S18CRX0120 · April 12, 2020, 6:46am

Hey @saksham_thukral, it is more vulnerable that you model has overfitted, the best way to check is to, use train_test_split. Train your decission tree on 80% of data and check its score on both training as well as validation data. Now compare them to see if model has overfitted or not.

HOpe this resolved your doubt.
Plz mark it as resolved in my doubts section.

saksham_thukral · April 12, 2020, 12:18pm

i got it ,its actually overfiting , but i don’t know how to resolve it, as i followed the same steps as in video, and they told to define the max_depth to prevent overfitting,that i did, but because of age column, my tree is getting split and gives leaf node at a depth of 1 only, plz if you could check,where i am doing wrong in my code? And can u tell me how can i share my code with you so that u can check it?

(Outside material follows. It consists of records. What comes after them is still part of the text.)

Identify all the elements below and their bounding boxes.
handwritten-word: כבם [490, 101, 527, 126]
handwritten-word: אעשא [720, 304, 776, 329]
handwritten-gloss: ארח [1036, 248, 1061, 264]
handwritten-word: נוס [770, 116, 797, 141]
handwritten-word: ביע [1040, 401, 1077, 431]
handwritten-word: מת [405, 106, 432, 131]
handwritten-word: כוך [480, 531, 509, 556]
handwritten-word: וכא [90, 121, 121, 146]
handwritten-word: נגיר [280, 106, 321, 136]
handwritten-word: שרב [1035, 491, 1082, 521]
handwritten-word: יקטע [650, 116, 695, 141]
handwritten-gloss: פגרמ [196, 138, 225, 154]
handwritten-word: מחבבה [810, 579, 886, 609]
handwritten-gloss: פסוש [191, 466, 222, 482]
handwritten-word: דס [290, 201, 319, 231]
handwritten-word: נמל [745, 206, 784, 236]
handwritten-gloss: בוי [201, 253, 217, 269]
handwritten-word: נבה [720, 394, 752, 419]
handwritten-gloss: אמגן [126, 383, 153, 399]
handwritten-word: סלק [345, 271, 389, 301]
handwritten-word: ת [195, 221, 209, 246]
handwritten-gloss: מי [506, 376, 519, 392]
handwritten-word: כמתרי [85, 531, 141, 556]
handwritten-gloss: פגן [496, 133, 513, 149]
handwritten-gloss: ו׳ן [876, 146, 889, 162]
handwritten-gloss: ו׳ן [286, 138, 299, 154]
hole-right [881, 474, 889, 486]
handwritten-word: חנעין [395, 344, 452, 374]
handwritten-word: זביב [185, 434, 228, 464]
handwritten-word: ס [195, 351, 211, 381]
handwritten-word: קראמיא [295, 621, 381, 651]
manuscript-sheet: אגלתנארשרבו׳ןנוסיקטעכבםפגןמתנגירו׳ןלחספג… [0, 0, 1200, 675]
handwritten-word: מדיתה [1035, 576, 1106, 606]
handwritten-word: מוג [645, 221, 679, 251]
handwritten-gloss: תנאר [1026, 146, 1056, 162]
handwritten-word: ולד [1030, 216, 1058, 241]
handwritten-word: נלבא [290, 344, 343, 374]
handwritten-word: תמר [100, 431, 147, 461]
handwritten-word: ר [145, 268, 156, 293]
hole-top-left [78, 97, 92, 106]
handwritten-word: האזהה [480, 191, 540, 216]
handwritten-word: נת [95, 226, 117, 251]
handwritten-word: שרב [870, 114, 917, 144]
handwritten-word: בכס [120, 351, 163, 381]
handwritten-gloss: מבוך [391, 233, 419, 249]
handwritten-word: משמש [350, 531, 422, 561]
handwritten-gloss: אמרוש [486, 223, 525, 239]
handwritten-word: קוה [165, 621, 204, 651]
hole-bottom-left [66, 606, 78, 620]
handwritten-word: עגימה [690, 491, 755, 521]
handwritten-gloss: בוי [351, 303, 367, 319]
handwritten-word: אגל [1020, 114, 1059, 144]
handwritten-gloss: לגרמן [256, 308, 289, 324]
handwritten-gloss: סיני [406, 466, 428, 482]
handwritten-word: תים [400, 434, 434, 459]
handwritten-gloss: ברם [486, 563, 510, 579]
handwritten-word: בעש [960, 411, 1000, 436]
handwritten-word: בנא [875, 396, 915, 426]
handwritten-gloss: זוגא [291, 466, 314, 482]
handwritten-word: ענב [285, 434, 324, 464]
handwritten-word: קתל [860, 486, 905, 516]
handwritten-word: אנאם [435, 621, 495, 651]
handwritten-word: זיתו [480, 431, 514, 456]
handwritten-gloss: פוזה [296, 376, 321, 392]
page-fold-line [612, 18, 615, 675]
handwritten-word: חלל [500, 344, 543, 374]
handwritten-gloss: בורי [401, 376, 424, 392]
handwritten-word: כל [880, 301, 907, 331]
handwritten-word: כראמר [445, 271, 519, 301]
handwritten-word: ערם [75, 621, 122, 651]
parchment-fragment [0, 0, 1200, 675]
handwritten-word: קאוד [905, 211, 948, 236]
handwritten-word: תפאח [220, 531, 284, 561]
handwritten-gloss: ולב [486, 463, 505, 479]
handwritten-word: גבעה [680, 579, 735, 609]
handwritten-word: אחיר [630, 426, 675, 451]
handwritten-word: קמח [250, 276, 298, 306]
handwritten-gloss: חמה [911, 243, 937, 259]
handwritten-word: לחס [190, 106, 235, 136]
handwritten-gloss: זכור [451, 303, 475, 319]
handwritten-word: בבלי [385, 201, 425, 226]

S18CRX0120 · April 12, 2020, 2:00pm

Hey @saksham_thukral, it is not feasible for us to check your code line by line, check your code line by line from here,

HOpe this resolved your doubt.
Plz mark it as resolved.

saksham_thukral · April 12, 2020, 3:33pm

i got my error ,but still i am confused whats wrong in this.Actually while filling all of the unknown values , of the age column i did :- 'cleaned_data[“Age”] = cleaned_data.fillna(cleaned_data[“Age”].mean()) ’ ,because it was only the age column which contained unknown values, but the correct line was according to you code is :- 'cleaned_data = cleaned_data.fillna(cleaned_data[“Age”].mean()) ', what’s actually the difference , ie we knew that the unknown values only existed in the age column,so i did like that ,as change was supposed to be made only in the age column

S18CRX0120 · April 12, 2020, 4:13pm

Hey @saksham_thukral, if you want to do like it, than you should do,
cleaned_data[“Age”] = cleaned_data.fillna(cleaned_data[“Age”].mean())[“Age”].
You are setting [“Age”] column with complete cleaned data, which seems ambiguous and incorrect.